For safety reasons we chose to motor around outside the entrance to West End until daylight. We had plenty of fuel. The winds continued at 25 to 35 knots with big breaking waves. We used the autopilot and tried to pick the best directions for our comfort without getting too far away from our final objective.
Finally at about 7:30 am there was enough light to see, so we turned to approach the entrance to the channel. We could now clearly see the opening in the breakwater. We had no problems getting in with the light of day. It would have been truly impossible at night.
We tied the boats to the government dock at the customs office, exhausted. We had gone 24 hours straight without sleep.
Bob ran a yellow flag up the flag halyard — this stands for the letter Q. We were under quarantine until cleared. We started cleaning up stuff and trying to tidy up a bit in case we were inspected by customs.
The customs office opened at 9 am and we went in. There were eight long forms to complete including things like a ship’s inventory, a health form swearing we were not aware of any plague, cholera, etc. on board, that we had no infected rats on board and all crew and passengers were in good health. These forms were obviously developed many years ago and were still in use!

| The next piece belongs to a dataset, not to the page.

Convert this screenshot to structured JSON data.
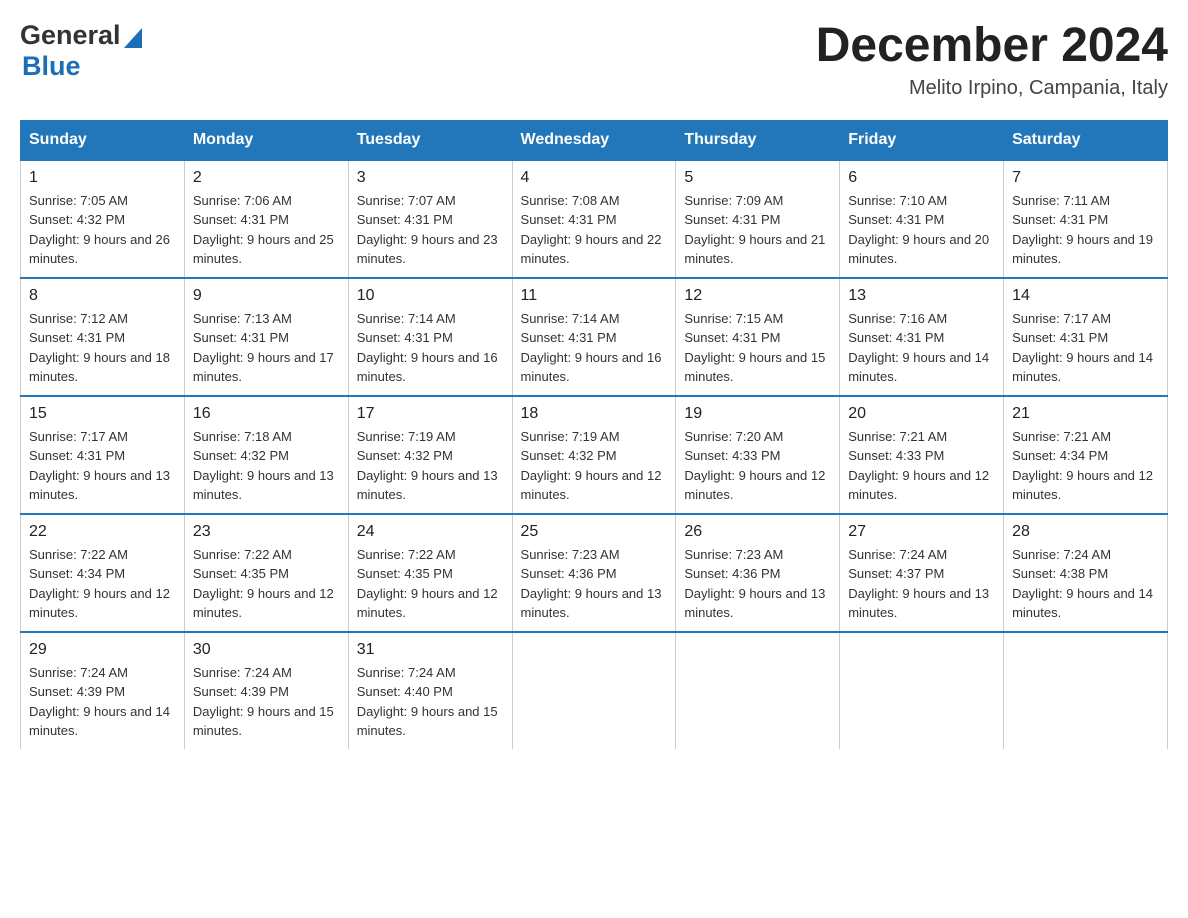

Bob and I filled in the forms together. At this point he could hardly think straight. After an hour or so we walked out with our cruising permit for the boat and all our passports stamped.
Understandably, Charles was anxious to get off the boat and relieve himself. We were pretty hungry so we headed to a beachside restaurant at the Old Bahamas Bay resort where we devoured large veggie omelettes and downed copious cups of coffee.
By about 11 am we had topped up our fuel tanks and were back on the boat. The next leg of the journey would take us to Great Sale Cay, where we would anchor in the lee of the island.